Tom Dutro was born on May 20, 1923, in Columbus, Ohio, and was raised in Marysville, Ohio. He entered Oberlin College in 1940. World War II cut short his college studies, and in the winter of 1942-1943 the U.S. Army Air Force was training him in meteorology at Denison University. He spent the rest of his Army career in western Greenland as a weatherman concerned with North Atlantic shipping and airplanes. The Germans had meteorological stations in eastern Greenland and Tom has some great stories about dueling weather stations. He was discharged and returned home in early 1946.

In the Fall of 1946, Tom was back at Oberlin where he met Nancy and they formed a life-long partnership that same year. Tom and Nancy were graduated in 1948, but Tom regards himself as a member of the Class of 1945. The Dutros then went to Yale University where Tom received his Ph.D. in 1953. In 1993, Tom received an honorary Doctor of Science degree from Denison.

Tom Dutro began working part-time for the U.S. Geological Survey (USGS) in the summer of 1948 in the Potash Project in Carlsbad, New Mexico. While at Yale, he received a career appointment with the USGS and worked in the Navy Oil Program in northern Alaska from 1949-1956. Tom became part of Preston Cloud’s “flock” when he joined the USGS Paleontology and Stratigraphy Branch (P&S) in 1956. He retired from the Branch in 1994. Among other administrative jobs for the USGS, he served as the Chief of the P&S Branch from 1962-1968 (John Pojeta had the good fortune of being hired by Tom in 1963), member of the Geology Panel of the Board of Civil Service Examiners from 1958-1965, and was on the Geologic Names Committee from 1962-1983.

Since retirement, Tom has stayed active as a Scientist Emeritus with the USGS and a Research Associate with the Smithsonian’s National Museum of Natural History (NMNH), and he continues to mentor students in brachiopod and biostratigraphic studies.

Tom is a foremost authority on late Paleozoic brachiopods and biostratigraphy. He has applied this knowledge in Alaska, throughout the western U.S.A., in the Appalachians, and, most recently, in East Asia and the western Pacific. Tom Dutro has participated in a number of international congresses and commissions whose purposes have been to establish worldwide stratigraphic standards for the Carboniferous and Permian systems. He has done extensive fieldwork throughout the world and has spent many summers of his career in the Brooks Range of northern Alaska providing ground truth for many geologic maps.

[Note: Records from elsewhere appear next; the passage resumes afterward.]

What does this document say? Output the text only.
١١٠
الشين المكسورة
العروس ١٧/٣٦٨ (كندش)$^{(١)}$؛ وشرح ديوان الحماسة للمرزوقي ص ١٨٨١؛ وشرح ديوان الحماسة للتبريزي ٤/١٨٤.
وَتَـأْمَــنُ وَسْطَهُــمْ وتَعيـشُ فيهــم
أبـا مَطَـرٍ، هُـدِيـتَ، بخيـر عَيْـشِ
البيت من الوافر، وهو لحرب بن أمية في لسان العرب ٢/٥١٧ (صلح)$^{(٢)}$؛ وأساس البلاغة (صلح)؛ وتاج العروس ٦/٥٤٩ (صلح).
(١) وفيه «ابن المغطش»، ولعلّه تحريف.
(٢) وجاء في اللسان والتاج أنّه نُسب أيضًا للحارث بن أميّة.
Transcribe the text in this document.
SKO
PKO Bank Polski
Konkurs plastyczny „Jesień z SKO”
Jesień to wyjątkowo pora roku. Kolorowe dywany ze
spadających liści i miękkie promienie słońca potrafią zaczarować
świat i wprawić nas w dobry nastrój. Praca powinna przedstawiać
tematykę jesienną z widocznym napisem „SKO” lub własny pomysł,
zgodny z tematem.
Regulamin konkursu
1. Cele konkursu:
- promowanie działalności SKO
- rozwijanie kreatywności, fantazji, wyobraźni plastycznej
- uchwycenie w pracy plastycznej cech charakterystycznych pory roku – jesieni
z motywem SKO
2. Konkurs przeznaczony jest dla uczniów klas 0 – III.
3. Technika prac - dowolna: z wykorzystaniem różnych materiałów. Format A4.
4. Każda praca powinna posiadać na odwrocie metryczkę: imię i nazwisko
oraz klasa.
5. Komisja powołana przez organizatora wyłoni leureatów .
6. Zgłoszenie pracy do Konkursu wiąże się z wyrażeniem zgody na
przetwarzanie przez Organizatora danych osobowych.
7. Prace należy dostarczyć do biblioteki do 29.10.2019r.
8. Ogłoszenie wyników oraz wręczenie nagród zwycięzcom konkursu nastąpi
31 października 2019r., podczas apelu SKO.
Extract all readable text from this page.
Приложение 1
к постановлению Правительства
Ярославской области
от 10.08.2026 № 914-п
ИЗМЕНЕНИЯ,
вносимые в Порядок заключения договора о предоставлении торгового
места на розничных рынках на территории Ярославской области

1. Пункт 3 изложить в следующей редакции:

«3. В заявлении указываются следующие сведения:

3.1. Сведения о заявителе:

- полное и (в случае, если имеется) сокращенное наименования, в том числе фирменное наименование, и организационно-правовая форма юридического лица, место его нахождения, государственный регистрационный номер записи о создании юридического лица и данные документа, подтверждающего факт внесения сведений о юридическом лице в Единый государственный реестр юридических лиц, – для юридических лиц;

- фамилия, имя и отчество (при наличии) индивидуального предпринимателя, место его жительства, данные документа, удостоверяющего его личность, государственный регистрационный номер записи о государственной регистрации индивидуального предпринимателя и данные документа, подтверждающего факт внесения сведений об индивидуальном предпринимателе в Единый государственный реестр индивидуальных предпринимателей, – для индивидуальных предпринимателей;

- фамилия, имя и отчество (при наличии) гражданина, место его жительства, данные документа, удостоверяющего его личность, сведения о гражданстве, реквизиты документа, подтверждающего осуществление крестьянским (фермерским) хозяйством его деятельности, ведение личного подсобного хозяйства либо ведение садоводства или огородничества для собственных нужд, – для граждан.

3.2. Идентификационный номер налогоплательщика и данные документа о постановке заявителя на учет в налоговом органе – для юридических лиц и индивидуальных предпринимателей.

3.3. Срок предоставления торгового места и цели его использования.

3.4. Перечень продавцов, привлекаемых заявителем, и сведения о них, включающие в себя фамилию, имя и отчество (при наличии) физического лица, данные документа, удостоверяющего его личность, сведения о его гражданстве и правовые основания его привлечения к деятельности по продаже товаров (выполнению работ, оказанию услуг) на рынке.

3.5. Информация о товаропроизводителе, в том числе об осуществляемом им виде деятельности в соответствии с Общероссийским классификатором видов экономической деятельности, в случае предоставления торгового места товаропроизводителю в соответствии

Among his more than 200 published papers are many beautiful examples of how systematic work in paleontology meshes seamlessly with and crucially informs the world of geology. His careful work is well known for its identification of new taxa and clarification of established genera and species; for the accompanying care he devotes to curation of collections, especially the brachiopods at the NMNH; and for his application of systematic paleontology to projects such as geological mapping, assessing the validity of exotic terranes, and correlation of economically important formations. As examples, Tom has been involved in paleobiogeographic syntheses using large early Carboniferous productoid brachiopods from the tectonic fragments in western North America, studies of Permian brachiopod faunas from northern Alaska, biostratigraphic syntheses of tectonic basins in 11 countries in east Asia from Japan in the north to Papua New Guinea in the south, regional geologic studies in Washington State, West Virginia, and the Ozarks, and analyses of Carboniferous brachiopods from northern Chile, northwest Argentina, and Peru.

During his 60+ year career, Tom has served as Secretary-Treasurer of the American Geological Institute, Associate Editor of the Bulletin of the Geological Society of America, Chair of the Geological Society’s History of Science Division, President, and Executive Committee Member, of the Pacific Division, American Association for the Advancement of Science (AAAS), and Chair of the Earth Sciences Section, President of the Geological and Paleontological Societies of Washington, and President of the Association of Earth Science Editors.

Tom received the U.S. Department of the Interior Meritorious Service Award in 1983 and the Distinguished Service Award in 1996. The J. Thomas Dutro, Jr. Award for Excellence in the Geosciences is presented annually by the Pacific Division of the AAAS to a student whose presentation is judged to be the most significant in the advancement or understanding of geosciences.

Tom’s long association with the Paleontological Research Institution began when he joined the PRI Board of Trustees in 1984. He served as President from 1992-1994. He and Nancy edited many of the recent numbers of the Bulletins of American Paleontology, the oldest continuously published journal for paleontology in North America. Tom is one of the PRI’s most passionate and generous supporters.

It is with great pleasure, honor, and esteem that the Paleontological Research Institution presents its 2007 Gilbert Harris Award to John Thomas Dutro, Jr.